Challenges I Encountered

  • Connecting to Existing Container: Initially tried to create a new Postgres container instead of connecting to my existing one
  • Host Networking: Understanding that host.docker.internal was needed to reach the host's localhost:5432 from within the container
  • Container Name Discovery: Finding the exact name of my existing Postgres container using docker ps
  • Port Configuration: Understanding that port 8811 needed to be exposed for socat communication
  • Docker Desktop Extension: Finding and installing the MCP Toolkit Extension (it's in the Extensions marketplace)
  • Config Validation: Making sure the exact MCP_DOCKER key name matched what the toolkit expected

The Docker Desktop MCP Toolkit Advantage

Using Docker Desktop's MCP Toolkit Extension provided several major benefits:

  1. Visual Management: See all your MCP servers and clients in one place
  2. Connection Status: Know immediately which clients are connected/disconnected
  3. Configuration Help: Get exact config snippets instead of guessing syntax
  4. Container Discovery: Automatically finds MCP servers with proper labels
  5. Easy Debugging: View logs and container status without CLI commands

This approach is far superior to manually managing containers and configurations!

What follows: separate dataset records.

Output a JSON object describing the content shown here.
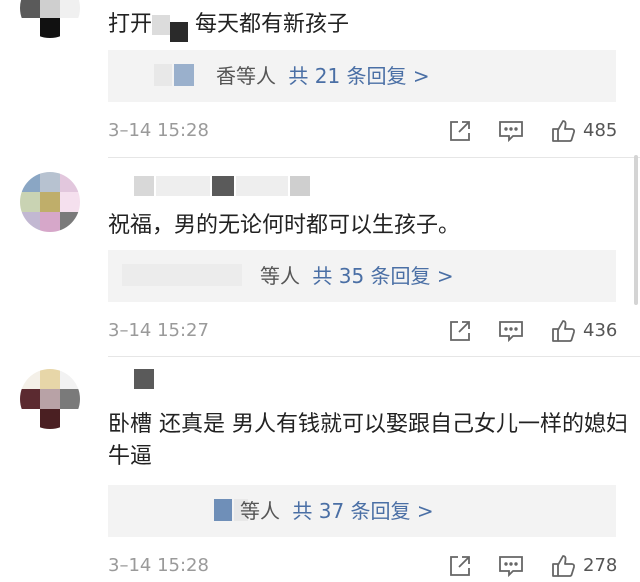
{
  "colors": {
    "link": "#4a6fa5",
    "text": "#222222",
    "meta": "#9a9a9a",
    "reply_box_bg": "#f3f3f3"
  },
  "comments": [
    {
      "content": "打开",
      "content_tail": "每天都有新孩子",
      "replies_prefix": "香等人",
      "replies_link": "共 21 条回复 >",
      "timestamp": "3–14 15:28",
      "likes": "485"
    },
    {
      "content": "祝福，男的无论何时都可以生孩子。",
      "replies_prefix": "等人",
      "replies_link": "共 35 条回复 >",
      "timestamp": "3–14 15:27",
      "likes": "436"
    },
    {
      "content": "卧槽 还真是 男人有钱就可以娶跟自己女儿一样的媳妇 牛逼",
      "replies_prefix": "等人",
      "replies_link": "共 37 条回复 >",
      "timestamp": "3–14 15:28",
      "likes": "278"
    }
  ],
  "icons": {
    "share": "share-icon",
    "comment": "comment-icon",
    "like": "thumbs-up-icon"
  }
}
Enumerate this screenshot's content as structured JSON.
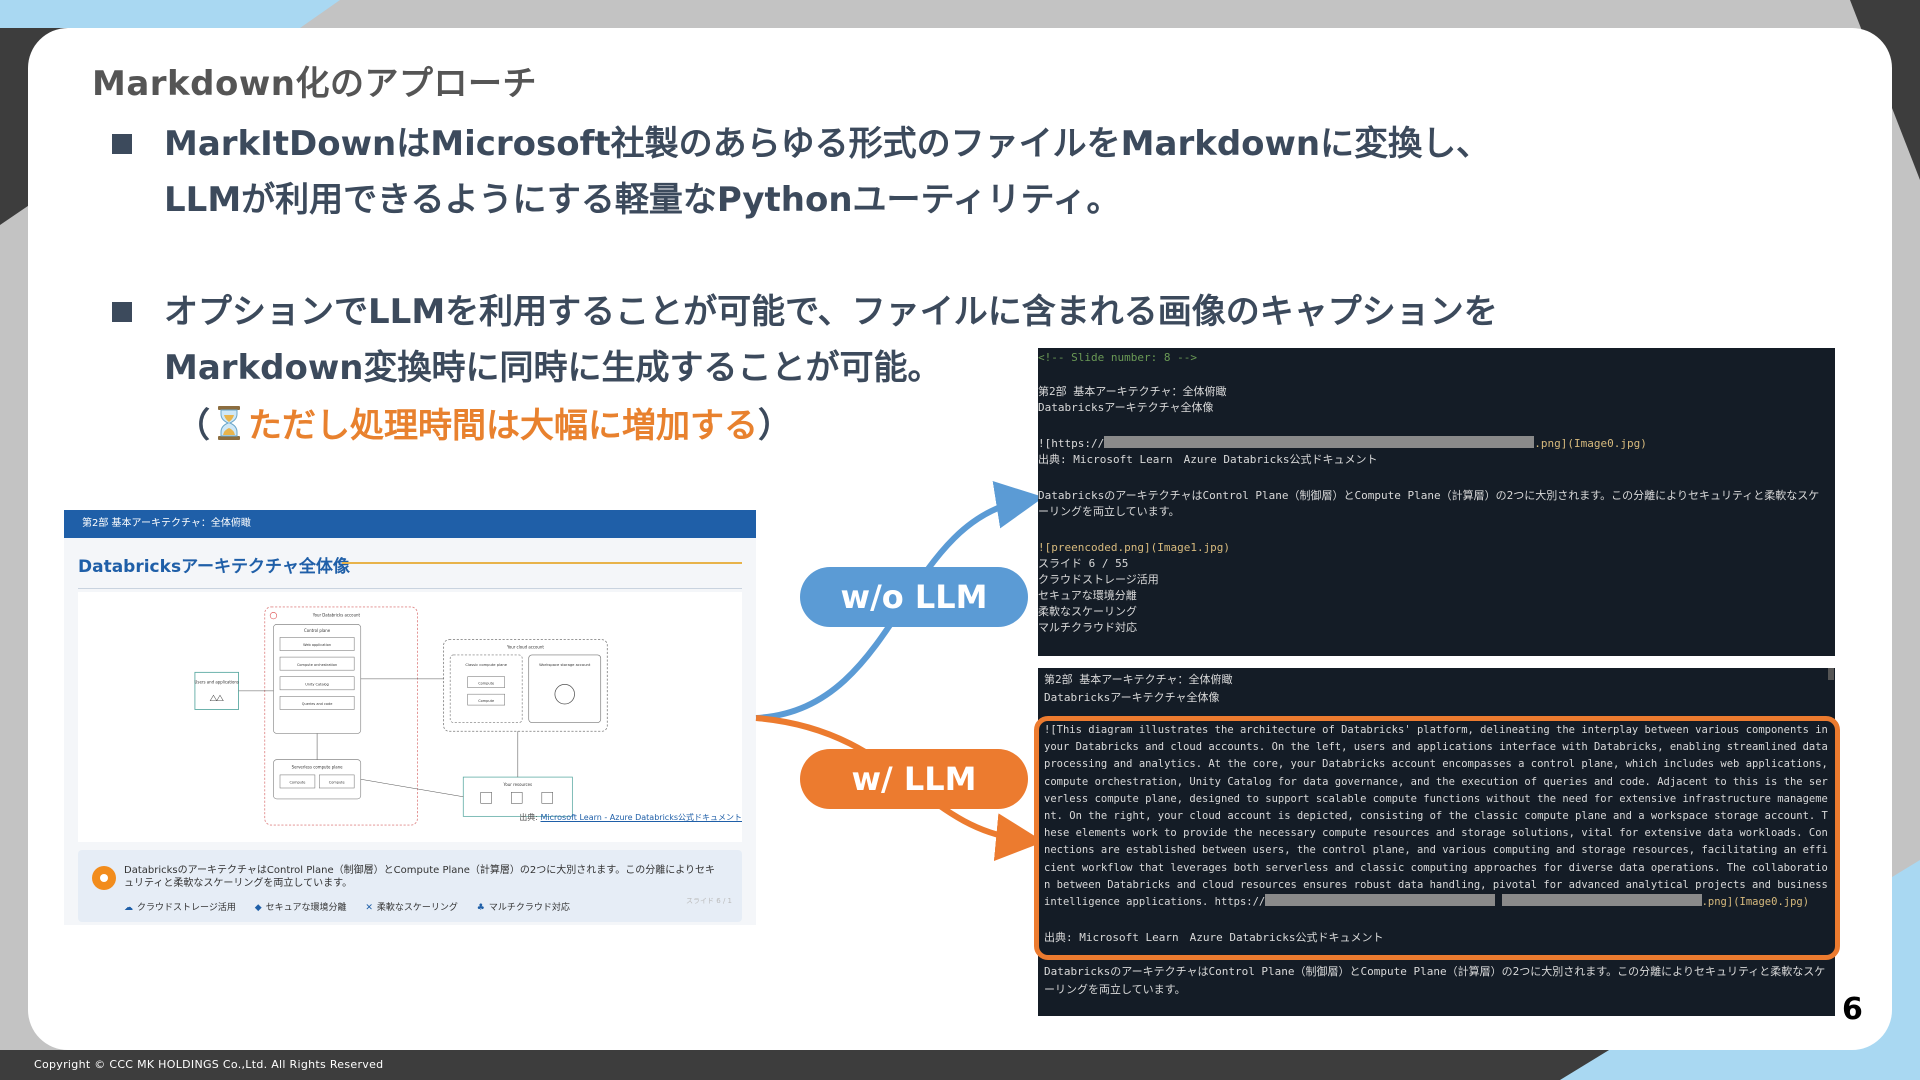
{
  "slide": {
    "title": "Markdown化のアプローチ",
    "bullet1_line1": "MarkItDownはMicrosoft社製のあらゆる形式のファイルをMarkdownに変換し、",
    "bullet1_line2": "LLMが利用できるようにする軽量なPythonユーティリティ。",
    "bullet2_line1": "オプションでLLMを利用することが可能で、ファイルに含まれる画像のキャプションを",
    "bullet2_line2": "Markdown変換時に同時に生成することが可能。",
    "note_open": "（",
    "note_highlight": "ただし処理時間は大幅に増加する",
    "note_close": "）",
    "page_number": "6",
    "copyright": "Copyright © CCC MK HOLDINGS Co.,Ltd. All Rights Reserved"
  },
  "labels": {
    "without_llm": "w/o LLM",
    "with_llm": "w/ LLM"
  },
  "screenshot": {
    "header": "第2部 基本アーキテクチャ：全体俯瞰",
    "title": "Databricksアーキテクチャ全体像",
    "source_prefix": "出典: ",
    "source_link": "Microsoft Learn - Azure Databricks公式ドキュメント",
    "diagram": {
      "account": "Your Databricks account",
      "control_plane": "Control plane",
      "web_app": "Web application",
      "compute_orch": "Compute orchestration",
      "unity": "Unity Catalog",
      "queries": "Queries and code",
      "serverless": "Serverless compute plane",
      "compute1": "Compute",
      "compute2": "Compute",
      "cloud_account": "Your cloud account",
      "classic": "Classic compute plane",
      "classic_compute1": "Compute",
      "classic_compute2": "Compute",
      "workspace": "Workspace storage account",
      "users": "Users and applications",
      "resources": "Your resources"
    },
    "info_text": "DatabricksのアーキテクチャはControl Plane（制御層）とCompute Plane（計算層）の2つに大別されます。この分離によりセキュリティと柔軟なスケーリングを両立しています。",
    "tags": [
      "クラウドストレージ活用",
      "セキュアな環境分離",
      "柔軟なスケーリング",
      "マルチクラウド対応"
    ],
    "page_label": "スライド 6 / 1"
  },
  "terminal_without": {
    "comment": "<!-- Slide number: 8 -->",
    "h1": "第2部 基本アーキテクチャ：全体俯瞰",
    "h2": "Databricksアーキテクチャ全体像",
    "img_prefix": "![https://",
    "img_suffix": ".png](Image0.jpg)",
    "source": "出典: Microsoft Learn　Azure Databricks公式ドキュメント",
    "desc1": "DatabricksのアーキテクチャはControl Plane（制御層）とCompute Plane（計算層）の2つに大別されます。この分離によりセキュリティと柔軟なスケ",
    "desc2": "ーリングを両立しています。",
    "img2": "![preencoded.png](Image1.jpg)",
    "slide_label": "スライド 6 / 55",
    "tag1": "クラウドストレージ活用",
    "tag2": "セキュアな環境分離",
    "tag3": "柔軟なスケーリング",
    "tag4": "マルチクラウド対応"
  },
  "terminal_with": {
    "h1": "第2部 基本アーキテクチャ：全体俯瞰",
    "h2": "Databricksアーキテクチャ全体像",
    "caption": "![This diagram illustrates the architecture of Databricks' platform, delineating the interplay between various components in your Databricks and cloud accounts. On the left, users and applications interface with Databricks, enabling streamlined data processing and analytics. At the core, your Databricks account encompasses a control plane, which includes web applications, compute orchestration, Unity Catalog for data governance, and the execution of queries and code. Adjacent to this is the serverless compute plane, designed to support scalable compute functions without the need for extensive infrastructure management. On the right, your cloud account is depicted, consisting of the classic compute plane and a workspace storage account. These elements work to provide the necessary compute resources and storage solutions, vital for extensive data workloads. Connections are established between users, the control plane, and various computing and storage resources, facilitating an efficient workflow that leverages both serverless and classic computing approaches for diverse data operations. The collaboration between Databricks and cloud resources ensures robust data handling, pivotal for advanced analytical projects and business intelligence applications. https://",
    "img_suffix": ".png](Image0.jpg)",
    "source": "出典: Microsoft Learn　Azure Databricks公式ドキュメント",
    "desc1": "DatabricksのアーキテクチャはControl Plane（制御層）とCompute Plane（計算層）の2つに大別されます。この分離によりセキュリティと柔軟なスケ",
    "desc2": "ーリングを両立しています。"
  },
  "colors": {
    "accent_orange": "#ec7b2f",
    "accent_blue": "#5b9bd5",
    "text_dark": "#3c4a5c",
    "terminal_bg": "#141c26"
  }
}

Next Steps and Improvements

This containerized implementation could be extended with:

  • Support for multiple databases
  • Query result caching
  • More sophisticated security controls
  • Custom functions for common business logic
  • Integration with database monitoring tools
  • Multi-environment deployments (dev/staging/prod)

Conclusion

Building a containerized MCP server for Postgres using Docker Desktop's MCP Toolkit Extension and connecting it to a real sample application was both easier and more powerful than I expected. Using Docker's catalog-service-node example provided realistic e-commerce data that made the integration immediately useful and engaging.

The combination of:

  • Real sample data from Docker's catalog service for meaningful queries
  • Containerized architecture for reproducible environments
  • Docker Desktop's MCP Toolkit UI for easy management
  • Claude's natural language interface for database queries
  • Socat bridging for seamless STDIO ↔ TCP communication

...creates an incredibly robust and user-friendly setup for data exploration.

Having Claude directly query a realistic e-commerce database with products, categories, and inventory data opens up new possibilities for data analysis and business insights. The natural language interface means I can ask questions like "Which products are selling best?" or "What categories need restocking?" without writing complex SQL, while still having the flexibility to review and modify the generated queries.

If you work with databases regularly and use Docker Desktop, I highly recommend starting with a real sample application like catalog-service-node and adding MCP integration. It's a game-changer for how you interact with your data, and the UI makes the whole setup surprisingly straightforward.